ちなみに、この日の「さよなら人類」は、YouTubeで探すと見られる。今、改めて聴いても、その完成度の高さに驚く。そして演奏がめちゃくちゃ上手い。後年、審査員長の萩原健太サンが「イカ天の全出場バンドのうち、たまの演奏が一番上手かった」とコメントしていたけど、その通りだと思う。
あと、これもよく言われることだが、たまの生演奏は、CDの音源と、まるで変わらない。再現度が高いというか、CDであまり加工していないというか、要するに歌と演奏が抜群に上手いのだ。よく、生演奏を聴いて、CDとの違いにガッカリさせられるバンドは少なくないが、たまに限って、それはない。
切なく、悲しく、幻想的な間奏
今日人類がはじめて
木星についたよ
ピテカントロプスになる日も
近づいたんだよ
曲は2番が終わり、間奏に入った。僕はここでも驚いた。柳原さんのピアノの音階に合わせて「♪猿~」というフレーズがひたすら繰り返される。知久サンが美しくハモる。それは、どこか切なく、悲しく、極めて幻想的だ。思わず、涙が出そうになる。
ちなみに、シングル版の間奏は、これとはまた異なり、まるでビートルズの「ペニー・レイン」のよう。

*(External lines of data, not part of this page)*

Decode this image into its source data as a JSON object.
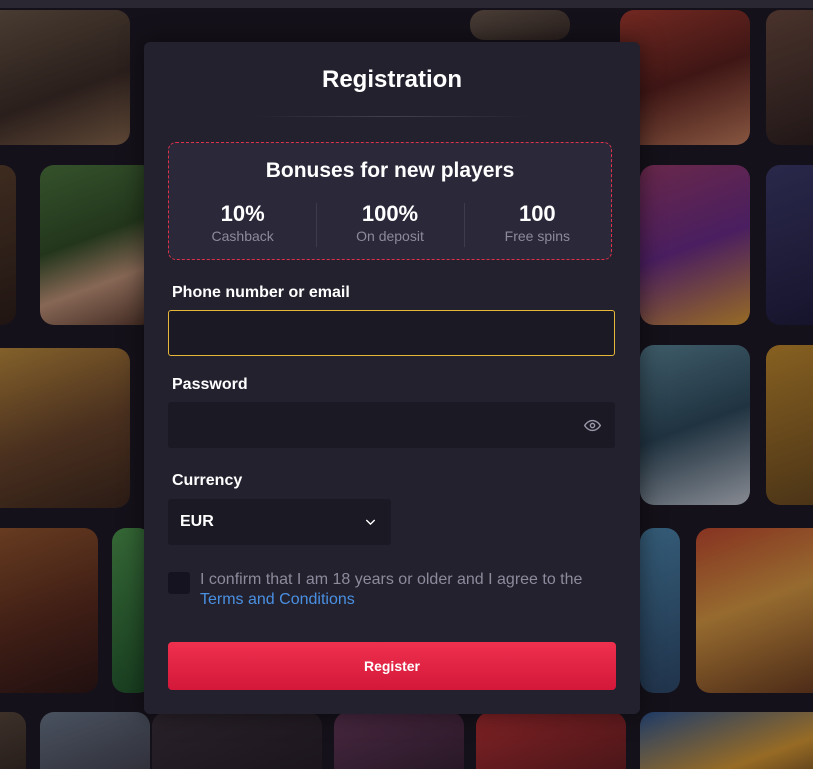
{
  "form": {
    "title": "Registration",
    "bonus": {
      "title": "Bonuses for new players",
      "stats": [
        {
          "value": "10%",
          "label": "Cashback"
        },
        {
          "value": "100%",
          "label": "On deposit"
        },
        {
          "value": "100",
          "label": "Free spins"
        }
      ]
    },
    "phone_label": "Phone number or email",
    "phone_value": "",
    "password_label": "Password",
    "password_value": "",
    "currency_label": "Currency",
    "currency_value": "EUR",
    "consent_text": "I confirm that I am 18 years or older and I agree to the",
    "terms_link": "Terms and Conditions",
    "register_label": "Register"
  },
  "colors": {
    "accent": "#e0314b",
    "focus": "#e7b73a",
    "link": "#4a90e2"
  },
  "icons": {
    "password_toggle": "eye-icon",
    "currency_dropdown": "chevron-down-icon"
  }
}
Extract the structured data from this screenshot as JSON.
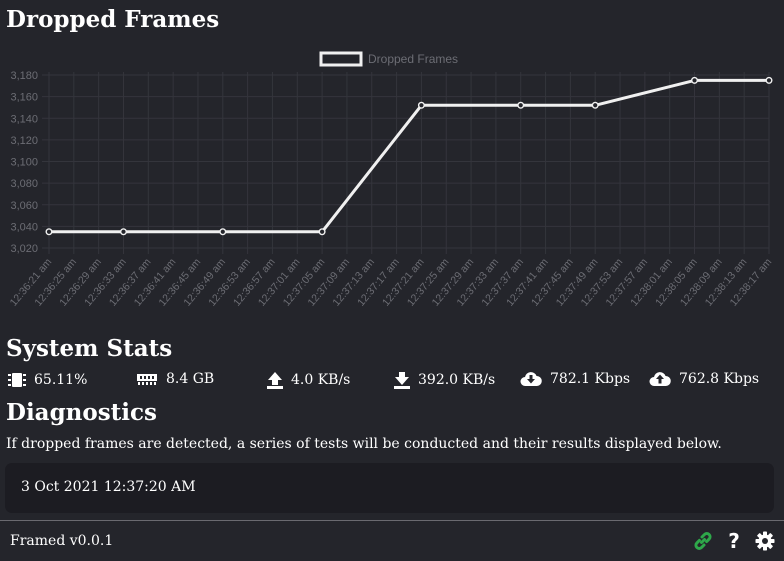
{
  "page_title": "Dropped Frames",
  "chart_data": {
    "type": "line",
    "legend": "Dropped Frames",
    "legend_position": "top-center",
    "grid": true,
    "ylim": [
      3020,
      3180
    ],
    "yticks": [
      "3,020",
      "3,040",
      "3,060",
      "3,080",
      "3,100",
      "3,120",
      "3,140",
      "3,160",
      "3,180"
    ],
    "categories": [
      "12:36:21 am",
      "12:36:25 am",
      "12:36:29 am",
      "12:36:33 am",
      "12:36:37 am",
      "12:36:41 am",
      "12:36:45 am",
      "12:36:49 am",
      "12:36:53 am",
      "12:36:57 am",
      "12:37:01 am",
      "12:37:05 am",
      "12:37:09 am",
      "12:37:13 am",
      "12:37:17 am",
      "12:37:21 am",
      "12:37:25 am",
      "12:37:29 am",
      "12:37:33 am",
      "12:37:37 am",
      "12:37:41 am",
      "12:37:45 am",
      "12:37:49 am",
      "12:37:53 am",
      "12:37:57 am",
      "12:38:01 am",
      "12:38:05 am",
      "12:38:09 am",
      "12:38:13 am",
      "12:38:17 am"
    ],
    "series": [
      {
        "name": "Dropped Frames",
        "color": "#f0f0f0",
        "points": [
          {
            "x": "12:36:21 am",
            "y": 3035
          },
          {
            "x": "12:36:33 am",
            "y": 3035
          },
          {
            "x": "12:36:49 am",
            "y": 3035
          },
          {
            "x": "12:37:05 am",
            "y": 3035
          },
          {
            "x": "12:37:21 am",
            "y": 3152
          },
          {
            "x": "12:37:37 am",
            "y": 3152
          },
          {
            "x": "12:37:49 am",
            "y": 3152
          },
          {
            "x": "12:38:05 am",
            "y": 3175
          },
          {
            "x": "12:38:17 am",
            "y": 3175
          }
        ]
      }
    ]
  },
  "system_stats": {
    "title": "System Stats",
    "items": [
      {
        "icon": "cpu-icon",
        "value": "65.11%"
      },
      {
        "icon": "memory-icon",
        "value": "8.4 GB"
      },
      {
        "icon": "upload-icon",
        "value": "4.0 KB/s"
      },
      {
        "icon": "download-icon",
        "value": "392.0 KB/s"
      },
      {
        "icon": "cloud-download-icon",
        "value": "782.1 Kbps"
      },
      {
        "icon": "cloud-upload-icon",
        "value": "762.8 Kbps"
      }
    ]
  },
  "diagnostics": {
    "title": "Diagnostics",
    "description": "If dropped frames are detected, a series of tests will be conducted and their results displayed below.",
    "results": [
      {
        "timestamp": "3 Oct 2021 12:37:20 AM"
      }
    ]
  },
  "footer": {
    "version": "Framed v0.0.1",
    "help_symbol": "?",
    "link_icon_color": "#2ea84a"
  },
  "colors": {
    "background": "#24252b",
    "grid": "#34353c",
    "axis_text": "#6c6d74",
    "line": "#f0f0f0",
    "panel": "#1c1c22"
  }
}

たまが和製ビートルズと呼ばれる所以である。バンドを体現する知久サンがジョン・レノンで、メロディメーカーの柳原サンがポール・マッカートニー、ムードメーカーの石川サンがリンゴ・スターで、普段は気配を消している滝本サンがジョージ・ハリスンだ。
色褪せぬメロディと、現代にも置き換えられる歌詞の世界
さて、ここまでメロディを主体に語るために、敢えて言及を避けてきたが、「さよなら人類」の歌詞は、映画『猿の惑星』にも通じる、地球の終末が描かれている。容易に想像できるのは “核戦争” だ。だが、この2021年に改めて読み返すと別の視点も見えてくる。
それは、“地球の温暖化” である。歌い出しの「♪二酸化炭素をはきだして」でストレートに主原因を語り、「♪アラビヤの笛の音ひびく」は産油国の隆盛と没落、「♪街の空気を汚してる」はそのままの意味であり、「♪ブーゲンビリヤ」は熱帯地方の植物である。要は、このまま地球の温暖化が進むと、未来の日本が熱帯化する危機もなきにしもあらず、と――。
少々、深読みが過ぎたかもしれない。だが、これだけは言える。「さよなら人類」は、そのメロディメイクにおいて、30年以上の時を経ても、今なお少しも色褪せないこと。
メロディが9割たる所以である。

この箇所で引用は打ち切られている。